CFC – recours en annulation devant la Cour constitutionnelle rejeté : perspectives d’avenir pour les (sous-)holdings (passives vs. animatrices)

J’ai eu le plaisir de répondre à certaines questions de L’Echo à propos de l’arrêt rendu par la Cour constitutionnelle le 15 mai 2025, qui a rejeté le recours en annulation introduit contre la réforme du régime belge des sociétés contrôlées à l’étranger (CFC), issue de la loi-programme du 22 décembre 2023 (sur cet arrêt, voir également mon post précédent).

L’une des critiques centrales portait sur l’incompatibilité alléguée de la clause de sauvegarde — l’exception dite de substance — avec les libertés de circulation consacrées par le droit européen.

1. Pour une holding, même active, invoquer l’exception de substance est souvent illusoire

Lorsqu’une filiale est elle-même une société holding, invoquer l’exception de substance prévue par la loi belge devient extrêmement difficile — pour ne pas dire pratiquement impossible — même lorsque :

  • Les administrateurs se réunissent régulièrement au siège de la filiale pour y prendre des décisions stratégiques, et
  • La société dispose d’une infrastructure locale suffisante.

Seules certaines holdings dites “animatrices”, disposant d’un personnel spécialisé (profil financier, technique, etc.), pourraient encore bénéficier de cette exception.

→ Voir en ce sens la décision anticipée n° 2024.0442 du 9 juillet 2024, favorable à une filiale grecque animatrice.

2. Recours en annulation rejeté : absence d’intérêt à agir au moment de l’introduction

L’arrêt de la Cour constitutionnelle est décevant sur le fond, car la Cour ne statue pas sur la validité constitutionnelle du régime CFC en soi. Elle rejette le recours faute d’intérêt à agir de la partie requérante.

La Cour rappelle un principe de procédure essentiel :

L’intérêt à agir doit exister dès l’introduction du recours.
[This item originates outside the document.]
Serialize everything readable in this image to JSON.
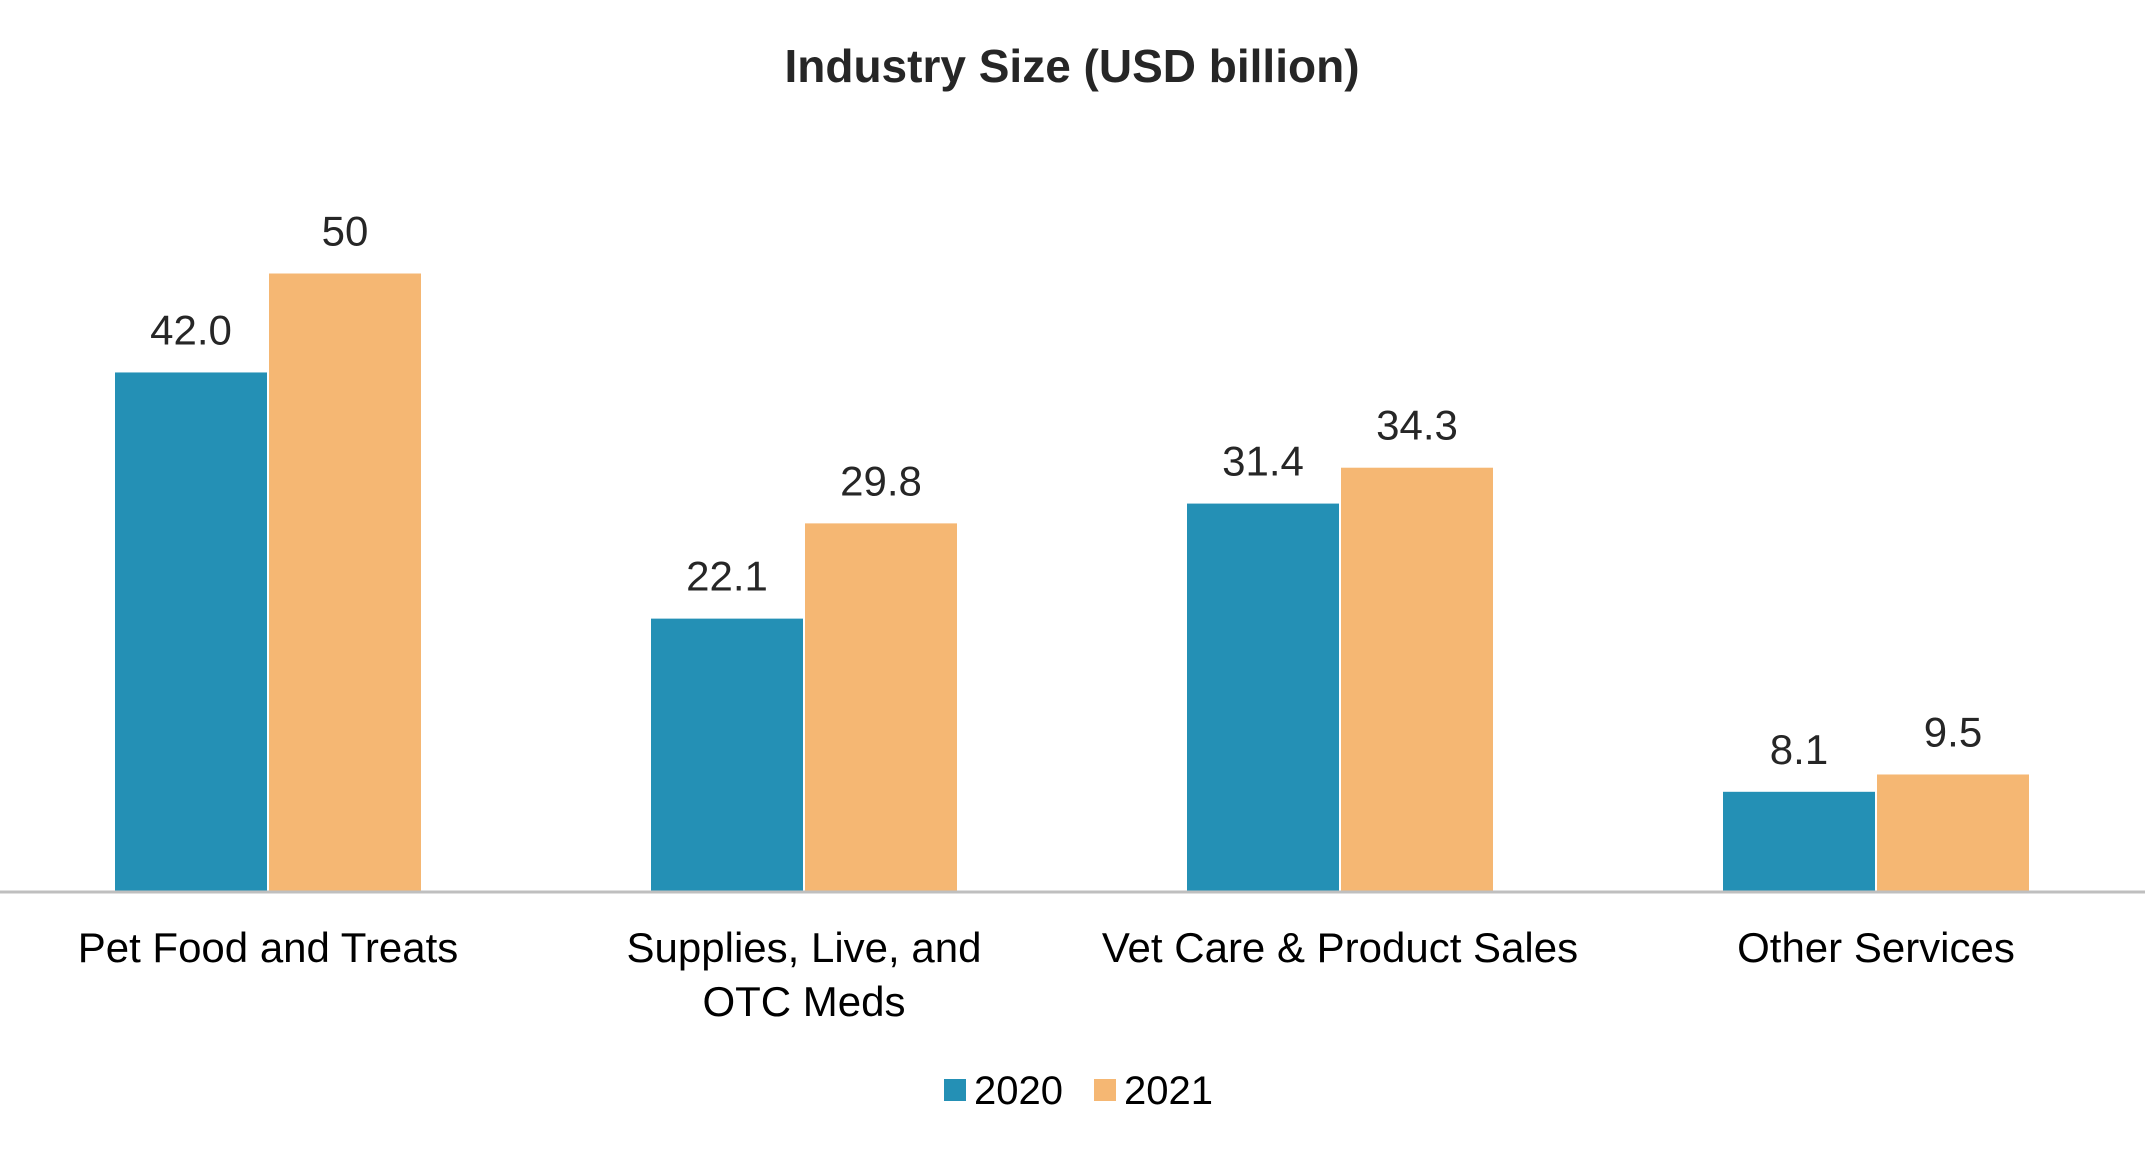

Il ne peut être créé en cours de procédure.

Dans le cas d’espèce, la société requérante avait acquis une SCI française translucide postérieurement au dépôt de sa requête — ce qui a conduit au rejet pur et simple de celle-ci.

3. Quelles perspectives pour contester la réforme ? Vers des questions préjudicielles à la CJUE ?

Il semble peu probable que le législateur belge revienne spontanément sur sa copie pour aligner l’exception de substance sur les exigences du droit européen.

Dès lors, seules les procédures judiciaires individuelles pourront encore permettre d’en contester l’application, en invoquant l’incompatibilité du régime CFC avec les libertés fondamentales de l’Union européenne.

Les contribuables concernés pourraient demander au juge fiscal de poser une question préjudicielle à la Cour de justice de l’Union européenne (CJUE), afin de faire contrôler la compatibilité du régime belge avec les articles du TFUE relatifs à la liberté d’établissement et à la libre circulation des capitaux.

Mais ce scénario suppose de s’engager dans un contentieux fiscal long, complexe et coûteux, avec une issue incertaine, ce qui n’est pas sans décourager nombre de sociétés belges confrontées à ces nouvelles règles.

Conclusion

L’arrêt du 15 mai 2025 ne clôt pas le débat juridique autour du régime CFC belge, mais en reporte le traitement vers les juridictions ordinaires et européennes.

Dans cette configuration, les holdings belges — et plus encore les sous-holdings passives — doivent redoubler de vigilance dans leur structuration, leur documentation et leur capacité à justifier une réelle substance économique pour éviter l’application de cette fiscalité extraterritoriale renforcée.